Del misterio superado de la ubicación a la segunda iglesia
Existía un muro cincelado, quién sabe si a pulmón, en la roca. Ruinas con nombres como la Reina Mora, leyendas de tesoros, historias hechas con ese material, tan lleno de imaginación, con el que se explican los restos antes de que converjan con la datos. Bobastro, como una metáfora excesiva de su significado, corría en paralelo; era una etapa enciclopédica sin físico. Hasta que en el siglo XIX, Francisco José Simonet señaló sin lugar a dudas su ubicación correcta.

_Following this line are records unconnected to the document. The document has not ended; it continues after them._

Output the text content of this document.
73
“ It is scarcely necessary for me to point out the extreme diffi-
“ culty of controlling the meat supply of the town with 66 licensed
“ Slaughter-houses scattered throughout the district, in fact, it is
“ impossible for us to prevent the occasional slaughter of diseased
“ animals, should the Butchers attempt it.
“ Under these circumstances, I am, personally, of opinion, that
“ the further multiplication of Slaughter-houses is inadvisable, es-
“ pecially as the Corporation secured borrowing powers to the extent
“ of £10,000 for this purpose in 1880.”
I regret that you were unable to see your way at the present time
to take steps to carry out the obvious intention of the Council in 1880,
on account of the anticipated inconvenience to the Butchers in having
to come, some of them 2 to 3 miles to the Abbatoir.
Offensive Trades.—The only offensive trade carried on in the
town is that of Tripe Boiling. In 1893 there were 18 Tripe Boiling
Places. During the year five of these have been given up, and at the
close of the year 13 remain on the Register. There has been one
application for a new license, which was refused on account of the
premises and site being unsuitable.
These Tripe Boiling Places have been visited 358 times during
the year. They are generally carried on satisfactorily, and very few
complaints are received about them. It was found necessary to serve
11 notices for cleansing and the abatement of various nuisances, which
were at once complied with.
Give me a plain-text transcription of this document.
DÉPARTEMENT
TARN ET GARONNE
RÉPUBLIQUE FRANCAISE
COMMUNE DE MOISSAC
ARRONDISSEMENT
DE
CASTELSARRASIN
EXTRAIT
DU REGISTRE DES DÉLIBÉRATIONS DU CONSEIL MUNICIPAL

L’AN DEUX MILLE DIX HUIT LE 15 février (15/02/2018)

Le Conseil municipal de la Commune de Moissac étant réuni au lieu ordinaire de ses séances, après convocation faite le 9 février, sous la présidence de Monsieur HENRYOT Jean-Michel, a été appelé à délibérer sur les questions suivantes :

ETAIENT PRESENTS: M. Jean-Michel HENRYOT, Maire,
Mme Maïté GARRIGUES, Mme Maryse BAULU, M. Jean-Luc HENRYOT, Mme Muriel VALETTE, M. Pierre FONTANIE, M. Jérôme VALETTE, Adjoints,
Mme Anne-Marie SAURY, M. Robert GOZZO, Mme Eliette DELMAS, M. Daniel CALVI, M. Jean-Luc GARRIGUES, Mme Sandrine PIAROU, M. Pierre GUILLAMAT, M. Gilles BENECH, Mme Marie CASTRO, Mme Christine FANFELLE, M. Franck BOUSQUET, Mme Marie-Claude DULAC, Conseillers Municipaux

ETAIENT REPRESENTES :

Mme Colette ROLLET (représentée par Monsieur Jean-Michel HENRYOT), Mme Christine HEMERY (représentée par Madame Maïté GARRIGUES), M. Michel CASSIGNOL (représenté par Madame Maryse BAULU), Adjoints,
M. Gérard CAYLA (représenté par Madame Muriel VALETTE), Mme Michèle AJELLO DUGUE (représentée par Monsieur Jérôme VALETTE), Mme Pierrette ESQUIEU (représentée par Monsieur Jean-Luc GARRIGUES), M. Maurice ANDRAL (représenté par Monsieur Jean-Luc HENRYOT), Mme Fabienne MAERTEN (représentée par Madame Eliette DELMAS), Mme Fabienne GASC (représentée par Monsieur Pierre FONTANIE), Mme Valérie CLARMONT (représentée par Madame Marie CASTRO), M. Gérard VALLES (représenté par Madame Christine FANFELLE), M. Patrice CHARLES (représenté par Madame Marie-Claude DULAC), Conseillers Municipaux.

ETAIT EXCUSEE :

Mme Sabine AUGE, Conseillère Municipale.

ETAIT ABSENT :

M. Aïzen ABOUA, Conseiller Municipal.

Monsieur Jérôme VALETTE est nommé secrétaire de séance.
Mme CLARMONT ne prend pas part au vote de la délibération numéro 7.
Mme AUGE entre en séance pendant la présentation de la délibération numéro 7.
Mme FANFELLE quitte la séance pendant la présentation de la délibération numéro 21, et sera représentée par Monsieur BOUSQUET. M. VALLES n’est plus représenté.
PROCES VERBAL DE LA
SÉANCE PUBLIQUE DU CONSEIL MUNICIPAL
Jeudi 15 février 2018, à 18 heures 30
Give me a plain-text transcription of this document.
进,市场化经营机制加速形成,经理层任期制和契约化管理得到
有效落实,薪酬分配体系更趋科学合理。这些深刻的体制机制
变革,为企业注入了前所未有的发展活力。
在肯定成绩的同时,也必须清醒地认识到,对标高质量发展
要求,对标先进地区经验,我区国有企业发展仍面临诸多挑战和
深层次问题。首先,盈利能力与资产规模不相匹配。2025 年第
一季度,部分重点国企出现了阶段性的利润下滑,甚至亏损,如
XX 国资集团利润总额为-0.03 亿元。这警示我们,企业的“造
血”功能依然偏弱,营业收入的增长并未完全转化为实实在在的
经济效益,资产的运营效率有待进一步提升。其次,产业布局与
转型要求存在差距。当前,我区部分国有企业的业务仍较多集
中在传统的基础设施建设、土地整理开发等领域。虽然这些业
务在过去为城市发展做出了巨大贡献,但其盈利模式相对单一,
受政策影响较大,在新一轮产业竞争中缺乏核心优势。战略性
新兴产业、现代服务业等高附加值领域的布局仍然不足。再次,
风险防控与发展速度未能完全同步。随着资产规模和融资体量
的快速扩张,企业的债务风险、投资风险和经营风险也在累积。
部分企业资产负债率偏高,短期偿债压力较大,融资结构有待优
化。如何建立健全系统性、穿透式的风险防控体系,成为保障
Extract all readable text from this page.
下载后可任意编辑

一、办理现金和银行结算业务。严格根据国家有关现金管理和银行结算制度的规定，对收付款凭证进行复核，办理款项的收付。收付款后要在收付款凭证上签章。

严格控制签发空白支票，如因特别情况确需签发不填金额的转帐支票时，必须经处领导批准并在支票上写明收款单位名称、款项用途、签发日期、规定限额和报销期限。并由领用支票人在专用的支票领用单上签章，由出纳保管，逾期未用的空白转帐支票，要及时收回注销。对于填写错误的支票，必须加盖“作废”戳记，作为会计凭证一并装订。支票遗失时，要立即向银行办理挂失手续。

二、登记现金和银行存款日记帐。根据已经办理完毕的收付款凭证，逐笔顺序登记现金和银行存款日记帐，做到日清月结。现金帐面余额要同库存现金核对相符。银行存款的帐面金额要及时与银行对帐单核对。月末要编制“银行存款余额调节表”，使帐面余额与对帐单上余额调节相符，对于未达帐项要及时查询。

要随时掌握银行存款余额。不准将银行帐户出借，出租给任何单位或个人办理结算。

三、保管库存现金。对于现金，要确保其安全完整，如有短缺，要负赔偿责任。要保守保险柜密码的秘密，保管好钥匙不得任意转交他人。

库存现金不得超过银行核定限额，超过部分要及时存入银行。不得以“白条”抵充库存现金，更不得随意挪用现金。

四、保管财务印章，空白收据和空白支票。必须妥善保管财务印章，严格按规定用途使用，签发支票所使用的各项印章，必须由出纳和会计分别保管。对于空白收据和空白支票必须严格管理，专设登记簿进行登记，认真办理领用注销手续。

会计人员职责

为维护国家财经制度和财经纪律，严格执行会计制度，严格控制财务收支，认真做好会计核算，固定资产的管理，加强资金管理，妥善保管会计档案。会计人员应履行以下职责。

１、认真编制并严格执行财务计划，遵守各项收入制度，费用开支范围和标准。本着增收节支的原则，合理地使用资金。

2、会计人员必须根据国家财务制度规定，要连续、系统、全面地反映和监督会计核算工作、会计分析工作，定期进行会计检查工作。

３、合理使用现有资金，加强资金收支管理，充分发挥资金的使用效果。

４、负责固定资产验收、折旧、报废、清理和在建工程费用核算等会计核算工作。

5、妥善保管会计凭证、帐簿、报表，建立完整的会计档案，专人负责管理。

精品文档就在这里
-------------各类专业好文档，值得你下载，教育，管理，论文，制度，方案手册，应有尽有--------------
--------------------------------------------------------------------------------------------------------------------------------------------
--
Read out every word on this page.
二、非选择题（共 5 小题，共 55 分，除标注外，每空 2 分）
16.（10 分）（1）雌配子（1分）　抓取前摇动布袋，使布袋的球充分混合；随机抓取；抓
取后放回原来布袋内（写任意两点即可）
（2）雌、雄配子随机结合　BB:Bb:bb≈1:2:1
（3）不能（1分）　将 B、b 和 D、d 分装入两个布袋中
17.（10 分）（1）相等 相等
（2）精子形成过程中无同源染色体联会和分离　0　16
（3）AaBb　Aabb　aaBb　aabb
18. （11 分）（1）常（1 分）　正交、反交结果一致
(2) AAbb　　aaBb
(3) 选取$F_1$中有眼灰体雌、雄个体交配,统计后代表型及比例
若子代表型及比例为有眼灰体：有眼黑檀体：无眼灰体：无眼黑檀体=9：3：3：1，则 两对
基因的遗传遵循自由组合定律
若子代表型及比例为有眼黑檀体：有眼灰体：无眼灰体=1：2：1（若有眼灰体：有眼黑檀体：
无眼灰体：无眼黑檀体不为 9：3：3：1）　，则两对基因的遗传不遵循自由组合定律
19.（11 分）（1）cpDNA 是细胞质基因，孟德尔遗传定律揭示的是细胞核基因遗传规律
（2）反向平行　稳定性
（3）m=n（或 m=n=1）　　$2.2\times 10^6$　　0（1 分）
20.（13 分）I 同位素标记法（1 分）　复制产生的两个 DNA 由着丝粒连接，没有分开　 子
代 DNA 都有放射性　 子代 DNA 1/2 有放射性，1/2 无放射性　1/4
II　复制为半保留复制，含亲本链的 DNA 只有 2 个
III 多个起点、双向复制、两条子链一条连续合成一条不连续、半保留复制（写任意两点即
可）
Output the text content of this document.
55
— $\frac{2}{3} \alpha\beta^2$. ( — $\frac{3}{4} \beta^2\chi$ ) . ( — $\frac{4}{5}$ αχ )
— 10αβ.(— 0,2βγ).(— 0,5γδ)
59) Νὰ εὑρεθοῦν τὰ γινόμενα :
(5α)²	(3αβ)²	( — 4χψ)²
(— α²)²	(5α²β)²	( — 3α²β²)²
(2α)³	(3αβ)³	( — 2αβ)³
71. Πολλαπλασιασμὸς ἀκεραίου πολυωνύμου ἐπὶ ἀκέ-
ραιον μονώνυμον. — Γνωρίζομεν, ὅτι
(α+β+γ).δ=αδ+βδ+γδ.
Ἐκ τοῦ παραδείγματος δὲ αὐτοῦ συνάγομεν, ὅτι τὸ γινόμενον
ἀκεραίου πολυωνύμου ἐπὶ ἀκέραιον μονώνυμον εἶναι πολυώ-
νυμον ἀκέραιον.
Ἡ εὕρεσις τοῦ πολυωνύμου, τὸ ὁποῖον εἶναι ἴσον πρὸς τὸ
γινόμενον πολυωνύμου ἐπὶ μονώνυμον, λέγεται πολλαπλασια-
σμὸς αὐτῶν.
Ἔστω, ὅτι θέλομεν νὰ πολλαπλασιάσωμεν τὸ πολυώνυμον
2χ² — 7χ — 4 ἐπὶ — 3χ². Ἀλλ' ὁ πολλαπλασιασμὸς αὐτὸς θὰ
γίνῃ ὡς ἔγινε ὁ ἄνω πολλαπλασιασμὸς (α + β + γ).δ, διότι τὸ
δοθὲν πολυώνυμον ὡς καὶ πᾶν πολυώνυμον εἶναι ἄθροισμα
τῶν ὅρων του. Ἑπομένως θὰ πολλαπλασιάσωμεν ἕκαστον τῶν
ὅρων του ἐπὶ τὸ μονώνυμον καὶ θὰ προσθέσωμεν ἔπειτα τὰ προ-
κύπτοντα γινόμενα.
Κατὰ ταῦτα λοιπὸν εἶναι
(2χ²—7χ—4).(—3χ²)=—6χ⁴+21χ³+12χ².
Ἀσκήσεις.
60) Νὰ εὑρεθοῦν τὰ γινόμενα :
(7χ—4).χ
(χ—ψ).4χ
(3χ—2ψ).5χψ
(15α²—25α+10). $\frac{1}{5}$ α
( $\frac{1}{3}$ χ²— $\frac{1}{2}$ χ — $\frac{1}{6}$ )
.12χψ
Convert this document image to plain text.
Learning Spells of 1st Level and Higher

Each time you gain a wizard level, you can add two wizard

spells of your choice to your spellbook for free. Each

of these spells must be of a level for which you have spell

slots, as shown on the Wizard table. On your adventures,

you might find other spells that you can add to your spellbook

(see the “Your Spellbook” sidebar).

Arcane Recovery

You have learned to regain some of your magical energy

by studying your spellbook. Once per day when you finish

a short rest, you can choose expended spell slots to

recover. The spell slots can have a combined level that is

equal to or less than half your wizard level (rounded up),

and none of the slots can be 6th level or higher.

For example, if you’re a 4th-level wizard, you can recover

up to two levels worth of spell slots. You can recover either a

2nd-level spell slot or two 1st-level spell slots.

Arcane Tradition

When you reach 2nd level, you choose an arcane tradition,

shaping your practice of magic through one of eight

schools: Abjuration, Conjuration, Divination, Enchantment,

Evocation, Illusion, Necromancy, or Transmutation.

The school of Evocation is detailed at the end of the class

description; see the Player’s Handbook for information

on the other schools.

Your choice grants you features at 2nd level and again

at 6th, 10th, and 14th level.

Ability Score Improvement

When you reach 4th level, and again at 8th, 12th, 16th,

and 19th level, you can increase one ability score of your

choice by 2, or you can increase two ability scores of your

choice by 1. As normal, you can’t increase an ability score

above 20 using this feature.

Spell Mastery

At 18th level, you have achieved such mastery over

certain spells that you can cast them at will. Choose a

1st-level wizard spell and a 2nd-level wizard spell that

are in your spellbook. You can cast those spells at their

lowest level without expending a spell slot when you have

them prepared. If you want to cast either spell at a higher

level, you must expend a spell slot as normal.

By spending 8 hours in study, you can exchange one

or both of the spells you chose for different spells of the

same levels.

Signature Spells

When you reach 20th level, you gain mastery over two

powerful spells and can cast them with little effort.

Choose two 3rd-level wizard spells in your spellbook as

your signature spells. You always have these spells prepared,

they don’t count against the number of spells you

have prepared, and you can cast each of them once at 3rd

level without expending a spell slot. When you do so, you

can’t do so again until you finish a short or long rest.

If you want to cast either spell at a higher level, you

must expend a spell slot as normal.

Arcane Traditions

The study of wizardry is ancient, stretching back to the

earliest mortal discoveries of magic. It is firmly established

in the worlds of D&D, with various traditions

La primera excavación, llevada a cabo por Cayetano de Mergelina en 1923, sirvió para sacar a flote La Alcazaba. Una constatación que, junto a la iglesia a la vista, ratificaba la tesis del emplazamiento, que únicamente fue cuestionada en una ocasión, en los sesenta, cuando el arabista Joaquín Vallve desplazó el enclave hacia la Axarquía. Una teoría felizmente superada. Y más después de los sucesivos trabajos posteriores. Que Bobastro se alza en ese punto, a dos kilómetros de El Chorro, ya no se discute. Ahí están como argumento añadido las expediciones de Rafael Puertas, que arrojaron luz al entorno del monasterio, y, sobre todo, las de Virgilio Martínez Enamorado, que en 2003 culminaron con el hallazgo de una segunda iglesia. El propio especialista insiste en las sorpresas que todavía aguardan en el yacimiento, donde se presume una medina repleta de posibles huellas históricas. «Estamos hablando de un tesoro turístico en potencia. Un lugar cercano al Caminito del Rey, a los embalses, a apenas 50 kilómetros de Málaga», resalta. Lo único que resta es voluntad institucional y, sobre todo, financiación. Bobastro, espera.